A square grid with a path traced on it.

When making an arrow maze, start by drawing a path from the ‘In’ box to the ‘Out’ box.

You will need

  • Paper
  • Overhead projector sheet or tracing paper
  • Permanent marker
  • Pens or textas
  • A copy of the arrow maze [pdf, 7kB]

Solving an arrow maze

Although it might not look like it, this puzzle is a type of maze. The rules are quite simple:

  1. Start at the box labelled ‘In’.
  2. There are arrows in the box. Follow one of them to the next box.

    A line going through some boxes. Someone is drawing arrows along the line.

    Overlay a transparency and then draw arrows along the path.

  3. This box also has arrows. Pick one and follow it. Keep following arrows until you get to the box labelled ‘Out’.
  4. This maze has a loop from which you cannot escape – if you end up in the loop, you’ll have to start again!

Making an arrow maze

  1. On a sheet of paper, draw a 5 x 5 grid of boxes. (Or you can make it even bigger!)  Label one box ‘In’ and one box ‘Out’.
  2. Draw a path travelling from box to box, starting at ‘In’ and ending at ‘Out’. Don’t go to all the boxes and never visit the same box more than once. This path will be the solution to your maze.

    A grid filled with arrows.

    Add extra arrows to complete your maze.

  3. Put the overhead projector sheet on top of your paper and grab your permanent marker.
  4. Trace the outlines of the boxes onto your overhead projector sheet and label the ‘In’ and ‘Out’ boxes.
  5. Following the path, draw an arrow in each box that leads to the next box.
  6. Put extra arrows in some of the boxes to trick people into going the wrong way. Make sure you don’t make any shortcuts!
  7. Put arrows in any empty boxes. Again, be careful not to make any shortcuts.
  8. Get a fresh sheet of paper and copy your maze from the overhead projector sheet onto the paper.
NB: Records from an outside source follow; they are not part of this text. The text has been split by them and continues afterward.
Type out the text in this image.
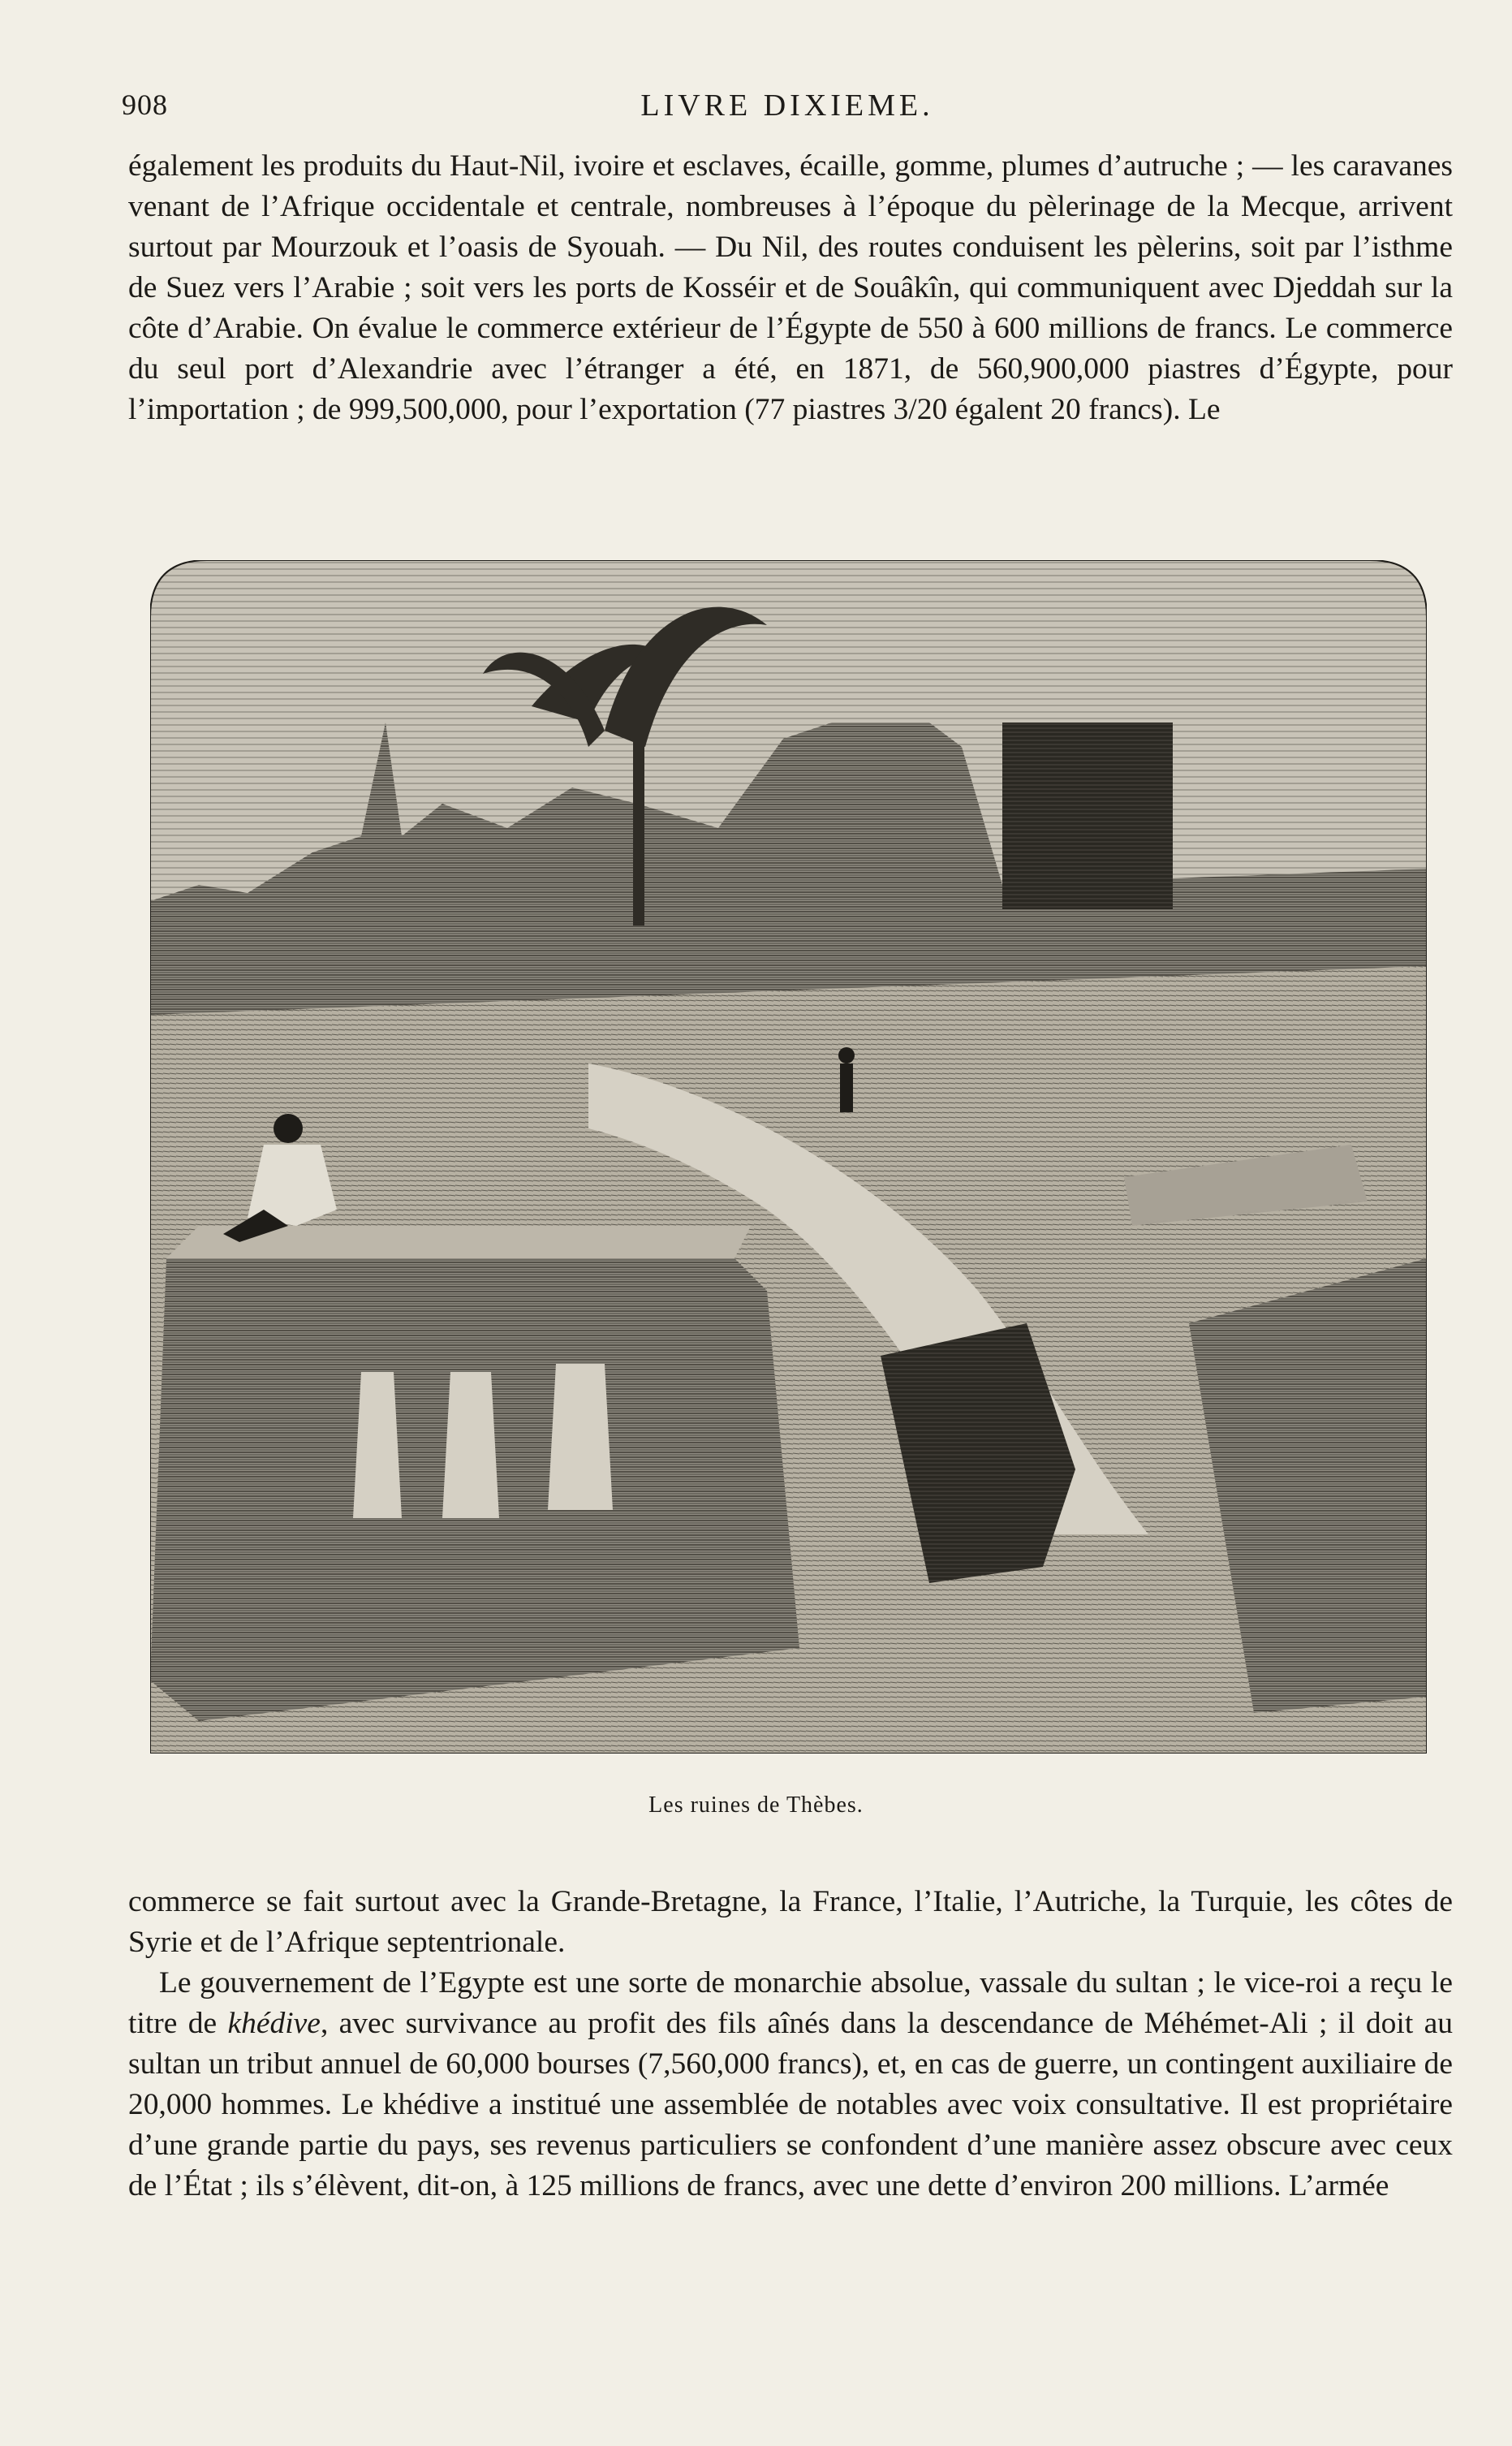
908	LIVRE DIXIEME.

également les produits du Haut-Nil, ivoire et esclaves, écaille, gomme, plumes d’autruche ; — les caravanes venant de l’Afrique occidentale et centrale, nombreuses à l’époque du pèlerinage de la Mecque, arrivent surtout par Mourzouk et l’oasis de Syouah. — Du Nil, des routes conduisent les pèlerins, soit par l’isthme de Suez vers l’Arabie ; soit vers les ports de Kosséir et de Souâkîn, qui communiquent avec Djeddah sur la côte d’Arabie. On évalue le commerce extérieur de l’Égypte de 550 à 600 millions de francs. Le commerce du seul port d’Alexandrie avec l’étranger a été, en 1871, de 560,900,000 piastres d’Égypte, pour l’importation ; de 999,500,000, pour l’exportation (77 piastres 3/20 égalent 20 francs). Le

Les ruines de Thèbes.

commerce se fait surtout avec la Grande-Bretagne, la France, l’Italie, l’Autriche, la Turquie, les côtes de Syrie et de l’Afrique septentrionale.

Le gouvernement de l’Egypte est une sorte de monarchie absolue, vassale du sultan ; le vice-roi a reçu le titre de khédive, avec survivance au profit des fils aînés dans la descendance de Méhémet-Ali ; il doit au sultan un tribut annuel de 60,000 bourses (7,560,000 francs), et, en cas de guerre, un contingent auxiliaire de 20,000 hommes. Le khédive a institué une assemblée de notables avec voix consultative. Il est propriétaire d’une grande partie du pays, ses revenus particuliers se confondent d’une manière assez obscure avec ceux de l’État ; ils s’élèvent, dit-on, à 125 millions de francs, avec une dette d’environ 200 millions. L’armée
Look at it carefully to make sure it’s possible to get from the ‘In’ to the ‘Out’.
  9. Give your maze to your friends and family members to solve! You might want to photocopy it first, so they can draw on it.

What’s happening?

This arrow maze is similar to a ‘normal’ maze – there is a start point and you follow paths to try to find the exit. If you trace all the paths you can follow, you’ll end up with a ‘map’ of the maze. This map will look similar to a normal maze.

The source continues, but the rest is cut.